Kulihat Yunia dan Sari berpelukan, diikuti Jrinka dan Ain. Aku menggeserkan tubuhku yang masih terduduk di  lapangan jauh dari mereka berempat, berjalan dengan kedua tangan dan menyeret tubuhku yang masih lemas ke pinggir lapangan. Kemudian aku menerima uluran sebuah tangan yang sangat kukenal. Aku beranjak berdiri dan memeluk tubuhnya degan erat. Beliau mengelus pelan kepalaku dan memberikan kecupan manis di keningku.
            Puas menangis dan saatnya kini kami melepas tawa. Dipasangkan oleh Bapak Basket Kabupaten Malang sebuah medali perak kepada masing-masing anggota tim kami dan Jrinka mewakili tim Turian Tapada menerima sebuah tropi bertuliskan “JUARA II PORKAB 2012 Basket Putri”.

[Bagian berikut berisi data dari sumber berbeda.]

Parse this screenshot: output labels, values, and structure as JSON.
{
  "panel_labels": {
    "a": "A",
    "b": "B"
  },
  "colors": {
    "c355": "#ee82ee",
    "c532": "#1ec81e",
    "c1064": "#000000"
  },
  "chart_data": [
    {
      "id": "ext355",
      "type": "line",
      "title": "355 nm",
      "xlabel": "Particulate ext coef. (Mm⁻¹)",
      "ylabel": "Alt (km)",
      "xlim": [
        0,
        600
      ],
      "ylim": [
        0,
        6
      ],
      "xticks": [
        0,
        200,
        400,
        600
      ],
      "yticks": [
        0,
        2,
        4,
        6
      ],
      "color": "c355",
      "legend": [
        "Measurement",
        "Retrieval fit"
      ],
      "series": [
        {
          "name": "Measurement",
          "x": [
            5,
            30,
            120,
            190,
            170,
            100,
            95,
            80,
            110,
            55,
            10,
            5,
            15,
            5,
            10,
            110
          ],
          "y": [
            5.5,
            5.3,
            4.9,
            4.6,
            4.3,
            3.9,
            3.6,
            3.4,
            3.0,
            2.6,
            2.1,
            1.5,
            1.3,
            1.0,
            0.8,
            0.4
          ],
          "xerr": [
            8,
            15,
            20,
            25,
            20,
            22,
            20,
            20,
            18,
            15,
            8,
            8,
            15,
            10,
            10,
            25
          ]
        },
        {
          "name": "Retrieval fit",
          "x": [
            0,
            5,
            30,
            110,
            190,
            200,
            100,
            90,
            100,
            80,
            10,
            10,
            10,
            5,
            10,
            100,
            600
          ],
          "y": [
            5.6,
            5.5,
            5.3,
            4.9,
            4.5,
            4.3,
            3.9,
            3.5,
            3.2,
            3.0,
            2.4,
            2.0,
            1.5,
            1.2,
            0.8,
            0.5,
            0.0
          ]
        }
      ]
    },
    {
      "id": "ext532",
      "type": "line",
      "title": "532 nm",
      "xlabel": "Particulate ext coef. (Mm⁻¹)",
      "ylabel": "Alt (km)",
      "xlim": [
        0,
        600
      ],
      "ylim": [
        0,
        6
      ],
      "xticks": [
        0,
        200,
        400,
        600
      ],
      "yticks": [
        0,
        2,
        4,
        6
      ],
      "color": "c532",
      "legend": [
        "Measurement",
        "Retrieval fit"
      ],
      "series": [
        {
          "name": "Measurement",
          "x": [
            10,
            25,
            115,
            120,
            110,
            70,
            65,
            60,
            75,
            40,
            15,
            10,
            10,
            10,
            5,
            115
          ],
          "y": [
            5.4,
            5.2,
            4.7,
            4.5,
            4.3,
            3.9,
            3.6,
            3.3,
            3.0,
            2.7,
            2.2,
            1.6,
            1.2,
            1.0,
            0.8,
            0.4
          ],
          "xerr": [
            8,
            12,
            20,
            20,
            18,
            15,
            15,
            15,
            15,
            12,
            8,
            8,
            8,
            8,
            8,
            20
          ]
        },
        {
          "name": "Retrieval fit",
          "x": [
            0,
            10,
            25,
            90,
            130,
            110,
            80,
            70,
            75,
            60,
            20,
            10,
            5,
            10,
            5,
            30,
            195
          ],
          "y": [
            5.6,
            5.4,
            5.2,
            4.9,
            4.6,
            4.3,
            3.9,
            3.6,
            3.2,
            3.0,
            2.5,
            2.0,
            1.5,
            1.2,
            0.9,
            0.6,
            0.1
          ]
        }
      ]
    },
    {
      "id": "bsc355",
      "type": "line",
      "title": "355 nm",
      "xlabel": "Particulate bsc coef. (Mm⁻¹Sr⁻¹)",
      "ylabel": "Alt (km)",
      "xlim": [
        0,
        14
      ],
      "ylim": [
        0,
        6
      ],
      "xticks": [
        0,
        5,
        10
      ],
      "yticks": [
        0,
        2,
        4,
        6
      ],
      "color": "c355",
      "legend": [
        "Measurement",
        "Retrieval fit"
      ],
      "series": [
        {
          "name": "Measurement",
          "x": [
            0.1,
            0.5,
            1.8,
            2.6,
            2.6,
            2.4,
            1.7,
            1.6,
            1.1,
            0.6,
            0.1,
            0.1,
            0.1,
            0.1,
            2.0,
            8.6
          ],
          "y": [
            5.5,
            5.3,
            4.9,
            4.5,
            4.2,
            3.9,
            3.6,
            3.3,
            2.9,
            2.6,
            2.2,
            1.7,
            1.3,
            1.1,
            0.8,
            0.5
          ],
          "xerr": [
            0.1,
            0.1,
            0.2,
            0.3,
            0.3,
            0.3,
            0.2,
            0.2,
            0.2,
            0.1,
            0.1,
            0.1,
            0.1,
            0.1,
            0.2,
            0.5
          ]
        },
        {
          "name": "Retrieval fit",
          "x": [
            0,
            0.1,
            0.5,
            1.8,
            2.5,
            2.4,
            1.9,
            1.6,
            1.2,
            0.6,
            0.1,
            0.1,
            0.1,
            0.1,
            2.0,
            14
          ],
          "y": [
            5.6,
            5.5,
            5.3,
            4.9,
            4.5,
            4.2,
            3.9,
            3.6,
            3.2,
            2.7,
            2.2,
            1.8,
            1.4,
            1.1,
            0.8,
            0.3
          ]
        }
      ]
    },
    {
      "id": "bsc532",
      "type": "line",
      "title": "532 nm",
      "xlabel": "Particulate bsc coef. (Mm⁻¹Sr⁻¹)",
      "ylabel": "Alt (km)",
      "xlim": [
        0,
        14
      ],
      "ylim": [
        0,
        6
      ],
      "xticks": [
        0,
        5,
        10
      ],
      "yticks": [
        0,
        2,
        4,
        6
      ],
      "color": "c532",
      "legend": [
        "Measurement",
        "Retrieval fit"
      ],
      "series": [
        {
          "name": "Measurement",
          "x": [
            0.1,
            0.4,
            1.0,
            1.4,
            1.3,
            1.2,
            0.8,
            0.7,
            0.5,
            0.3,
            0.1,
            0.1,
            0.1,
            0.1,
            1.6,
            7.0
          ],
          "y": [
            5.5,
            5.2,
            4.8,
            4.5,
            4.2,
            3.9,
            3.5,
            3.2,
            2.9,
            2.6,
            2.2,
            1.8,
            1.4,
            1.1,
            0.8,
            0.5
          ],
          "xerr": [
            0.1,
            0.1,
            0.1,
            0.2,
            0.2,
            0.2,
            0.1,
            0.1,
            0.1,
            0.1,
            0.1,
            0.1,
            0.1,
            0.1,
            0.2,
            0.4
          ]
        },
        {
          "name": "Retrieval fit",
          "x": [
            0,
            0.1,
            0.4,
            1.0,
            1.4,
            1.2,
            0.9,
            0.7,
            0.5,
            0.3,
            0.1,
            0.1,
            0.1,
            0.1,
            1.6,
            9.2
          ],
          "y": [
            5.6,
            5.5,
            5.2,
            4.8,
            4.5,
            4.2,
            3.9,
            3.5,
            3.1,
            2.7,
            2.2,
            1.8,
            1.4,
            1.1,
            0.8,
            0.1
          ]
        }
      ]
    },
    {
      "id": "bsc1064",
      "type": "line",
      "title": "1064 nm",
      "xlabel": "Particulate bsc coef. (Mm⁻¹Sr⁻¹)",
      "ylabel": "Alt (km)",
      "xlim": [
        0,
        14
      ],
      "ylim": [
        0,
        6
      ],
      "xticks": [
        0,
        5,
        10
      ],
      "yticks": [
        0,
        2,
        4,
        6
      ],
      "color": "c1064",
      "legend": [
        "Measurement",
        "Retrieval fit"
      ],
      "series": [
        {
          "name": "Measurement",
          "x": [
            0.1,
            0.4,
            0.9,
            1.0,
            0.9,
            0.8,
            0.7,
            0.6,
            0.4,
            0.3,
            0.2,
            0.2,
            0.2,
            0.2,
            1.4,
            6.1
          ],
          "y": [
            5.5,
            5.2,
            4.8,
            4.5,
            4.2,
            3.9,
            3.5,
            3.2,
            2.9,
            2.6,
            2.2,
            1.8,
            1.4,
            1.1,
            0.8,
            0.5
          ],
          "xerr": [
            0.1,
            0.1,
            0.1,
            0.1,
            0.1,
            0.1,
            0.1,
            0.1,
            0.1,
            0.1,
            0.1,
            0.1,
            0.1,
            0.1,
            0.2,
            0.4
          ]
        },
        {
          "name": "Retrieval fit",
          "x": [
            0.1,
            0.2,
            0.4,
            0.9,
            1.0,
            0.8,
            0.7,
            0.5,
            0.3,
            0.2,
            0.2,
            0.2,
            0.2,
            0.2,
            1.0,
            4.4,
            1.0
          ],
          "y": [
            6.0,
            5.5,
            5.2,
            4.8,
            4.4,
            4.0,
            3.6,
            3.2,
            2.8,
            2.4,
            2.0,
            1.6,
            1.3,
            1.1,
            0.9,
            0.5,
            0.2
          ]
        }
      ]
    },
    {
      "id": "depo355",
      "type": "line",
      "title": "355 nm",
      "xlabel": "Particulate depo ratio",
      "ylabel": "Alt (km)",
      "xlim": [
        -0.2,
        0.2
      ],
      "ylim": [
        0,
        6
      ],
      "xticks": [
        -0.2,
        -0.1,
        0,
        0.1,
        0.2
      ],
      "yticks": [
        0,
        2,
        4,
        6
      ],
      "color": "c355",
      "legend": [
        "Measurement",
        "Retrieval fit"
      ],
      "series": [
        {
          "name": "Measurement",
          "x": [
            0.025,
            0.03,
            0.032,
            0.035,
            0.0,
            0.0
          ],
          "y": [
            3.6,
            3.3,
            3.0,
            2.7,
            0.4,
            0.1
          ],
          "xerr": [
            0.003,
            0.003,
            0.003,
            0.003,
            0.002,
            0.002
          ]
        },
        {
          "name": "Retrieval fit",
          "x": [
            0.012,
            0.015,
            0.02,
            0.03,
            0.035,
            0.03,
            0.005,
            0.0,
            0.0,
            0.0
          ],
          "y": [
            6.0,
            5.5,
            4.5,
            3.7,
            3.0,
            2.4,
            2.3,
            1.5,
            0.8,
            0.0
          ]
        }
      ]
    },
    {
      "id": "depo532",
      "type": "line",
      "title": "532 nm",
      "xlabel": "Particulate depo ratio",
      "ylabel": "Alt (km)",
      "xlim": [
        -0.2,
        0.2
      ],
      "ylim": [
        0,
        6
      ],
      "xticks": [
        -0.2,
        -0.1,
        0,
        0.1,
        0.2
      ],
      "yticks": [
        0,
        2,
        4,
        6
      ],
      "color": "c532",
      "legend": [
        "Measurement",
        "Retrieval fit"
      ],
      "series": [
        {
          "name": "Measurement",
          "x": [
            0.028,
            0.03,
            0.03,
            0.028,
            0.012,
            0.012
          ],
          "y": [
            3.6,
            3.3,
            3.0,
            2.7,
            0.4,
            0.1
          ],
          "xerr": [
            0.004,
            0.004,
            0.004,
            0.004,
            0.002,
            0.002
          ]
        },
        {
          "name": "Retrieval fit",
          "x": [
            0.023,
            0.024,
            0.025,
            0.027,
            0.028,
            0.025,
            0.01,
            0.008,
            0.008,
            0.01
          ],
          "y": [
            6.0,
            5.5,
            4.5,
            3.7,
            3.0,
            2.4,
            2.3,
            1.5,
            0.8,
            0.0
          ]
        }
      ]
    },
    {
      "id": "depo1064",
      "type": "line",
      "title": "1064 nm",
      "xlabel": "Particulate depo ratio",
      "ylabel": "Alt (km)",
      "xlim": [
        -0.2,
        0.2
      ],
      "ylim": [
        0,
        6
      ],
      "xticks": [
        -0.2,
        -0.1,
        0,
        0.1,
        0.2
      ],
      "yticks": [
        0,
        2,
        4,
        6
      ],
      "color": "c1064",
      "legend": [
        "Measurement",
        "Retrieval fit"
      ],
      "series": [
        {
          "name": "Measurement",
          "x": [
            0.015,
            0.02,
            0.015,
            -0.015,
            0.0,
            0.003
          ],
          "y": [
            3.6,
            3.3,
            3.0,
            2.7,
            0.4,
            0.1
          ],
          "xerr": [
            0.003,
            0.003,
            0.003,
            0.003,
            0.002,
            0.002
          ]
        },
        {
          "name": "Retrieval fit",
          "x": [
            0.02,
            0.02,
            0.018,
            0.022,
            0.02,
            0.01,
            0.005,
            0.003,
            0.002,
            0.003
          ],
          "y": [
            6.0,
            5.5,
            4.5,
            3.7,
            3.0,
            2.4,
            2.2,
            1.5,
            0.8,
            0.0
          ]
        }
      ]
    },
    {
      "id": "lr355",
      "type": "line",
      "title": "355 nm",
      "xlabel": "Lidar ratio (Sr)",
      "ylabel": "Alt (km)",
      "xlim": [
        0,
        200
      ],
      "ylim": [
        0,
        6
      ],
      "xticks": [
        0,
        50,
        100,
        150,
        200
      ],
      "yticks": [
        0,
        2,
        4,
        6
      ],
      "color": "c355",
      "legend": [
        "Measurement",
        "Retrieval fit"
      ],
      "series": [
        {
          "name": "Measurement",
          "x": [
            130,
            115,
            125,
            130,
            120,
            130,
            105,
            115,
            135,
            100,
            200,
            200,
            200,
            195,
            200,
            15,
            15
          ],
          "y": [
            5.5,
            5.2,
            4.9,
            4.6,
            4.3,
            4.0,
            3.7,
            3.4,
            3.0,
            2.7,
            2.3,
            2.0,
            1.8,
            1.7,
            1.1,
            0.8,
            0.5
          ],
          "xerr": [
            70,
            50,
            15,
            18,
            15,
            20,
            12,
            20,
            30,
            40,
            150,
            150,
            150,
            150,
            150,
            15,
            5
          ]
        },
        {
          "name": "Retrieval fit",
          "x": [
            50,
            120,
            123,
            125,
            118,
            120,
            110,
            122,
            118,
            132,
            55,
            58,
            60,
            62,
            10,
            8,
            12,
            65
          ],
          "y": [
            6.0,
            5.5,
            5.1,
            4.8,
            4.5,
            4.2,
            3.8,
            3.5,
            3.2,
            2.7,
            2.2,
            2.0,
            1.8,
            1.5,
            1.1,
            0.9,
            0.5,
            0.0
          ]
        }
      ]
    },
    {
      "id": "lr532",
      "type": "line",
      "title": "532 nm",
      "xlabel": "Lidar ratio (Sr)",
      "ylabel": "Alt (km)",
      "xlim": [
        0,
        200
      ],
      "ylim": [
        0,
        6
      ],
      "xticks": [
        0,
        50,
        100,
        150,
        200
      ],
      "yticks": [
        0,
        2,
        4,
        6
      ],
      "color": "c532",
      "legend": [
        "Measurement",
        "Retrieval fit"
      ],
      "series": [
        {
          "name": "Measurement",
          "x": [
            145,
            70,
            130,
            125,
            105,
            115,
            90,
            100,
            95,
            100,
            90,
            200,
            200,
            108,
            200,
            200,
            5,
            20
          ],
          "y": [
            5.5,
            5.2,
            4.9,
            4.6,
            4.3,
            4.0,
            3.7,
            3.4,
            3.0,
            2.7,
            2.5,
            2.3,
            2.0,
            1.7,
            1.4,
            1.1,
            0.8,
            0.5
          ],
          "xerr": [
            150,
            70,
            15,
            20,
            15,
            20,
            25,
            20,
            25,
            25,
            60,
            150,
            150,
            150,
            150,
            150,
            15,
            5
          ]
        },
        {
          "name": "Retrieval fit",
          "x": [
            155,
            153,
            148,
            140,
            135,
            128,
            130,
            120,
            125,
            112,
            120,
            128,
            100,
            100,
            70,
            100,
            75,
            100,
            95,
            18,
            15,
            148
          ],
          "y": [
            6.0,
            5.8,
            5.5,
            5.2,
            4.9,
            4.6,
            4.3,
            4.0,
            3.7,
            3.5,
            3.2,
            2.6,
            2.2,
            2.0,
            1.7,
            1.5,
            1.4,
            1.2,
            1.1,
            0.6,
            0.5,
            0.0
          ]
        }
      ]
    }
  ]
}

            Matahari mulai meredupkan cahayanya, ia terlihat lelah setelah seharian menjadi saksi bisu atas perjuangan dan kemenangan kami. Hari ini adalah hari terindah di sepanjang perjalanan hidupku, dimana basket dan sahabat menjadi suatu kenangan yang tidak akan pernah kulupakan…
            Sebenarnya, bukan kenangan buruk yang membuat kita bersedih, tetapi kenangan indah yang kita tau mungkin tak akan terulang kembali.